The diet in Togo is diverse and reflects the country's cultural and geographical diversity. The cuisine is heavily influenced by the availability of ingredients, with many dishes featuring staples such as corn, yams, cassava, and beans. Here are some examples of foods that are commonly eaten in Togo:
Fufu: Fufu is a starchy dough made from cassava, plantains, or yams that is often served with a soup or stew. It is a staple food in many parts of Togo and is typically eaten with the hands.
Pâte: Pâte is similar to fufu and is made from maize or millet flour. It is often served with a sauce or soup and is a popular food in the northern regions of Togo.
Rice: Rice is a popular food in Togo and is often served with a variety of sauces and stews.
Beans: Beans are a common source of protein in Togo and are often served as a side dish or added to stews and soups.
Grilled meat: Grilled meat is a popular street food in Togo, with vendors selling skewers of grilled chicken, beef, or goat.
Fish: Togo has a long coastline along the Gulf of Guinea, and fish is a common food in coastal regions. It is often served grilled or fried with a spicy sauce.
Vegetables: Vegetables such as eggplant, okra, and tomatoes are commonly used in Togolese cuisine and are often included in stews and soups.
Fruit: Togo has a wide variety of tropical fruits, including mangoes, pineapples, papayas, and bananas, which are often eaten as a snack or used in desserts.
Mealtime customs in Togo are an important aspect of the culture, and it is essential to be aware of these customs to avoid inadvertently offending your hosts. Here are some of the mealtime customs to keep in mind when dining in Togo:
Hand washing: Before eating, it is customary to wash your hands. A basin of water and soap is usually provided for this purpose.
Sharing food: In Togo, it is common for people to eat from a communal bowl or plate. It is considered polite to take only a small portion of food at a time, to avoid taking more than your share, and to wait until everyone has been served before beginning to eat.

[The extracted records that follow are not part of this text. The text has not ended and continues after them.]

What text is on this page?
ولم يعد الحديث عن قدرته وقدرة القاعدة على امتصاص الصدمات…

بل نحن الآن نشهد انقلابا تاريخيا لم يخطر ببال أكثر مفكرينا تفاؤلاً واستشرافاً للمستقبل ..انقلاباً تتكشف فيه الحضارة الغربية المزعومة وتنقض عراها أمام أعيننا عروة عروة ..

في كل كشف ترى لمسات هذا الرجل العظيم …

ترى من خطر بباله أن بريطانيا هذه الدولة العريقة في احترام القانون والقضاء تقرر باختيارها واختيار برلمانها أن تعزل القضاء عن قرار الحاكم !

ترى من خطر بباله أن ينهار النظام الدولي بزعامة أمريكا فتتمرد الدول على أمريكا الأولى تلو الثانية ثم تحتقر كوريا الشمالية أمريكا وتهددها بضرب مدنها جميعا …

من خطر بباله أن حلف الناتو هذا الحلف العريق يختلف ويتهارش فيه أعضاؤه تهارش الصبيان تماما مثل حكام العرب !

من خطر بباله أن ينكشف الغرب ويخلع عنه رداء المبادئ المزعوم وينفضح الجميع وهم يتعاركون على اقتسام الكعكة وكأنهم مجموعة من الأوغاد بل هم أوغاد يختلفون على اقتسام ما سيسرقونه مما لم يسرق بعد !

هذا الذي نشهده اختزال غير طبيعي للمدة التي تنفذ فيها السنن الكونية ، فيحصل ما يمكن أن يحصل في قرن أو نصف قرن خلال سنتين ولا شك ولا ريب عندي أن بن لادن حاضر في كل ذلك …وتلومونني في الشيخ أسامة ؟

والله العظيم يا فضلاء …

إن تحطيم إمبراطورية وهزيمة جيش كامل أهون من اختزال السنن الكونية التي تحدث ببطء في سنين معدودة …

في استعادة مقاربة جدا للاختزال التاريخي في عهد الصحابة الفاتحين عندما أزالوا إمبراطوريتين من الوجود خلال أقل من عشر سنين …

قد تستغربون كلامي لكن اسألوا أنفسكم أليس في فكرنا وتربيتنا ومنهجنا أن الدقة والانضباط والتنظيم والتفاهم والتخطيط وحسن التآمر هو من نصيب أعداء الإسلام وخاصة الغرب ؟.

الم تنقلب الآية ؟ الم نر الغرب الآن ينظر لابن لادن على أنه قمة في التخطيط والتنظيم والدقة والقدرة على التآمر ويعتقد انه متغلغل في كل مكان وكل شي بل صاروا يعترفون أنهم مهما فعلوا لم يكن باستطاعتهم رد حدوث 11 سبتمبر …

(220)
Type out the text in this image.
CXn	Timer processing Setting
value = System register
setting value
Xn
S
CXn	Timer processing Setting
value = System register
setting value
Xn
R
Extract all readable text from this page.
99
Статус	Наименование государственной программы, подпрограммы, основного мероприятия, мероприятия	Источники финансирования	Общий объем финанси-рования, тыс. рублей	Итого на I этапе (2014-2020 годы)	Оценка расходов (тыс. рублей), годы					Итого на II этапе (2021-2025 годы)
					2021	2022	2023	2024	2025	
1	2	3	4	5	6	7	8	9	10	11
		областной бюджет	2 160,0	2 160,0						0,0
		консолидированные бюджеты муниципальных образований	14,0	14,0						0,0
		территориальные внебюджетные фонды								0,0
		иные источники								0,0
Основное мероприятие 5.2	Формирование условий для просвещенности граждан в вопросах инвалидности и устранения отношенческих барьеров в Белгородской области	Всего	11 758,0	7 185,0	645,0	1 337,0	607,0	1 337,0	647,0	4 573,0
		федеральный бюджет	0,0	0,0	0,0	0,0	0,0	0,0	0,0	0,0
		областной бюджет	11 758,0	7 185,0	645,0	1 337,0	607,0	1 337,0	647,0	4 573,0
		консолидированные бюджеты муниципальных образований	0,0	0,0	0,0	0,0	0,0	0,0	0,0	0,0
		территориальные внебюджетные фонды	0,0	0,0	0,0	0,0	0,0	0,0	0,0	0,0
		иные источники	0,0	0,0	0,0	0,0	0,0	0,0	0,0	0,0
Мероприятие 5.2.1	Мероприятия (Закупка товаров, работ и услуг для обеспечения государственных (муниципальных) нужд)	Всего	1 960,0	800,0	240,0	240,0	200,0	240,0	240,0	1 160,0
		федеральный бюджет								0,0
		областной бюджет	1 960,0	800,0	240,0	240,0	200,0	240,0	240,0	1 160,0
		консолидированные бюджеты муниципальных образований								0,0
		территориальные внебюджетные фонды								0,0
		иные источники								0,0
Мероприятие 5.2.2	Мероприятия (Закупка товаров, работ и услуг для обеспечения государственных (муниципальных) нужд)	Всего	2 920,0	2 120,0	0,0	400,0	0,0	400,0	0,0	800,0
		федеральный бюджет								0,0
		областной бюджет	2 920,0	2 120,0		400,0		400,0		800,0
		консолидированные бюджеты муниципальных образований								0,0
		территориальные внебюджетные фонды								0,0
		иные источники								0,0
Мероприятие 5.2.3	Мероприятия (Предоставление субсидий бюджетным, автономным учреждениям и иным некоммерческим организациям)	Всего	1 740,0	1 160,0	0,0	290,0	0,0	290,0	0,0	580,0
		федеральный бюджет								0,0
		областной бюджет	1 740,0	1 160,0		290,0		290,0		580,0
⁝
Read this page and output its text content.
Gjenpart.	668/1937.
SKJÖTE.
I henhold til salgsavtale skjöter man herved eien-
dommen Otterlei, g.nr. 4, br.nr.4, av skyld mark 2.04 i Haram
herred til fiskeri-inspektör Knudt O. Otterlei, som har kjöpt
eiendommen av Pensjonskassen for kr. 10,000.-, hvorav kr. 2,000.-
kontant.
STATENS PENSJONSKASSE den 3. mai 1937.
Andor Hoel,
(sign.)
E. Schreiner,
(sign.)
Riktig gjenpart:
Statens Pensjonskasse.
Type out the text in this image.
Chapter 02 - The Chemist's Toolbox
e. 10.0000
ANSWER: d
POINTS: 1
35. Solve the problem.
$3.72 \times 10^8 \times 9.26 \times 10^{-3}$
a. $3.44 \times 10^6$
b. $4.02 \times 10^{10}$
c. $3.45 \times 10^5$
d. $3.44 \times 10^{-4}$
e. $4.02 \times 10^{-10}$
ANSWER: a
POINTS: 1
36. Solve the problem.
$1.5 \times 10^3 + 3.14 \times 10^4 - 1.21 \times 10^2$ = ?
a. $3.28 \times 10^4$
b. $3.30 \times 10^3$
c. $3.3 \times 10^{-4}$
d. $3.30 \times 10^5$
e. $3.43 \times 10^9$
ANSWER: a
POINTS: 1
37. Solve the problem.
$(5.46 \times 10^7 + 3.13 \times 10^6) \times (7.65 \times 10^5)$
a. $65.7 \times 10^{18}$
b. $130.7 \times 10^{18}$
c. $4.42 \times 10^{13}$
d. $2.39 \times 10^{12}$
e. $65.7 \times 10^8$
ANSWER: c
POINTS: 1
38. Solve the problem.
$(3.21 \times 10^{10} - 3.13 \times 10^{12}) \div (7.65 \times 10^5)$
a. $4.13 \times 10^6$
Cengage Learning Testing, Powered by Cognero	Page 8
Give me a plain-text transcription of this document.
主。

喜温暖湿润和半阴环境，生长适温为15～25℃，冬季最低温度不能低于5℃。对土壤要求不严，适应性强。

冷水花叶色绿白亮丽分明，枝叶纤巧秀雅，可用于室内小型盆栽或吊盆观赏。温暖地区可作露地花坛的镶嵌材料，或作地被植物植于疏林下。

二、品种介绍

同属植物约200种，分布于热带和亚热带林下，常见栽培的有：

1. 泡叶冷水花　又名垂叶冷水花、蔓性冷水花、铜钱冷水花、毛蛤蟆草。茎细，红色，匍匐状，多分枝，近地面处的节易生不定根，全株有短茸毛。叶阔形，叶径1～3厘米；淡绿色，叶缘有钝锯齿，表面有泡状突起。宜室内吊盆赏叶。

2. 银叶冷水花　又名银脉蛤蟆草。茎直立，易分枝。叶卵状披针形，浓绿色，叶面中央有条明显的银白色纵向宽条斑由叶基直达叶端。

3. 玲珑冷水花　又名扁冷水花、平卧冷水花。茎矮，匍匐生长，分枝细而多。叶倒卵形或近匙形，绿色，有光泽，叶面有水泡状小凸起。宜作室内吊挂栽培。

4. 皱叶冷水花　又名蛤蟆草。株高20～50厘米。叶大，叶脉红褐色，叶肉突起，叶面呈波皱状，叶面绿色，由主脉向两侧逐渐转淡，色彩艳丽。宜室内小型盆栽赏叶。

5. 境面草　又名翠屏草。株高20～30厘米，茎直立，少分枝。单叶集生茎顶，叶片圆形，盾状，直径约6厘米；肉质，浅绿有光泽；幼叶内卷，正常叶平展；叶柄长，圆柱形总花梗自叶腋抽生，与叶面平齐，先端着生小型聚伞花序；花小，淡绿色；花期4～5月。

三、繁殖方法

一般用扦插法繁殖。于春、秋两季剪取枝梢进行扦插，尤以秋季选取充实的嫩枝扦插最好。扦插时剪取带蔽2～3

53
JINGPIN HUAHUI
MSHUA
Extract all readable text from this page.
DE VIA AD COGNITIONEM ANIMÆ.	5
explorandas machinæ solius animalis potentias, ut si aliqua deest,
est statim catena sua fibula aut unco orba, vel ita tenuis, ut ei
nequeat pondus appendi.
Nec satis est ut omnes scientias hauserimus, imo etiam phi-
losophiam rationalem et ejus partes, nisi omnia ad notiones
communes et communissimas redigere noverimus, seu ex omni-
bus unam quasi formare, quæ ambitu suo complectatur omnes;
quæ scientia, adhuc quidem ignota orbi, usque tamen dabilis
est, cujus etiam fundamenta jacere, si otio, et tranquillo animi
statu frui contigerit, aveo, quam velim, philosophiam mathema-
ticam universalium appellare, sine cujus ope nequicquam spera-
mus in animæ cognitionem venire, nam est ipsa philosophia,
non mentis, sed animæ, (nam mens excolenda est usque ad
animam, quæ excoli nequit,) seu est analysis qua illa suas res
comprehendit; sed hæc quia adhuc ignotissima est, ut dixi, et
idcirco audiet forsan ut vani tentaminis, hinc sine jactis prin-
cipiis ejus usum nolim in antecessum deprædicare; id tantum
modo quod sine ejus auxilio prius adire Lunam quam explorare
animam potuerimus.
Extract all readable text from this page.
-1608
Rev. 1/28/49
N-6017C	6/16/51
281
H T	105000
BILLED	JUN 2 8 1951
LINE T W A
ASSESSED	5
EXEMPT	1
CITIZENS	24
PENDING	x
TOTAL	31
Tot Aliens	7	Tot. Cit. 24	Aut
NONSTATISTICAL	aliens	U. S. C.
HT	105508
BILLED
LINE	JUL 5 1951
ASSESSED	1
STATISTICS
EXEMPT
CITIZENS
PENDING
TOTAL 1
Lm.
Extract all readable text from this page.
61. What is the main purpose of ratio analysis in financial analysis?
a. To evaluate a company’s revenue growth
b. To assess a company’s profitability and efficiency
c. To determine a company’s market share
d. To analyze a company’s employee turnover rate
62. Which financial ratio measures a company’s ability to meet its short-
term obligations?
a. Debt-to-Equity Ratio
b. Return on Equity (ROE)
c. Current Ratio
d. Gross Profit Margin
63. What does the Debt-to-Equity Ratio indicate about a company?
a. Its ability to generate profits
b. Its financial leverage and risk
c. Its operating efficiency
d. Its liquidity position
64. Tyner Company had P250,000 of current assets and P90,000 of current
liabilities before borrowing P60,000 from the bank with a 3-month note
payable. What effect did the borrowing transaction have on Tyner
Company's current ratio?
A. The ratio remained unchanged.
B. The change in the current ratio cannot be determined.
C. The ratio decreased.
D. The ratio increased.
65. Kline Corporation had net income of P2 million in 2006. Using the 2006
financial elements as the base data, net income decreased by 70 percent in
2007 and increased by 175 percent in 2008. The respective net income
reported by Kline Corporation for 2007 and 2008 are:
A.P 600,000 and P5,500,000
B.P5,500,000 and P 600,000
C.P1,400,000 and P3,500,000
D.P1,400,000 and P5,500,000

Respect for elders: In Togolese culture, respect for elders is highly valued, and it is essential to show respect to older people at mealtime. This may involve waiting for the oldest person to begin eating before you start or addressing them with a title such as "Mama" or "Papa."
Use of utensils: In some parts of Togo, it is traditional to eat with your hands, using a piece of bread or other food to scoop up the food. However, in more urban areas, it is more common to use utensils such as a fork and spoon.
Etiquette during the meal: It is considered impolite to speak with your mouth full or to make loud noises while eating. It is also customary to leave a small amount of food on your plate to show that you have had enough.
Sharing drinks: It is common for drinks such as beer or palm wine to be shared during a meal. A bottle or glass is often passed around the table, with each person taking a sip before passing it on.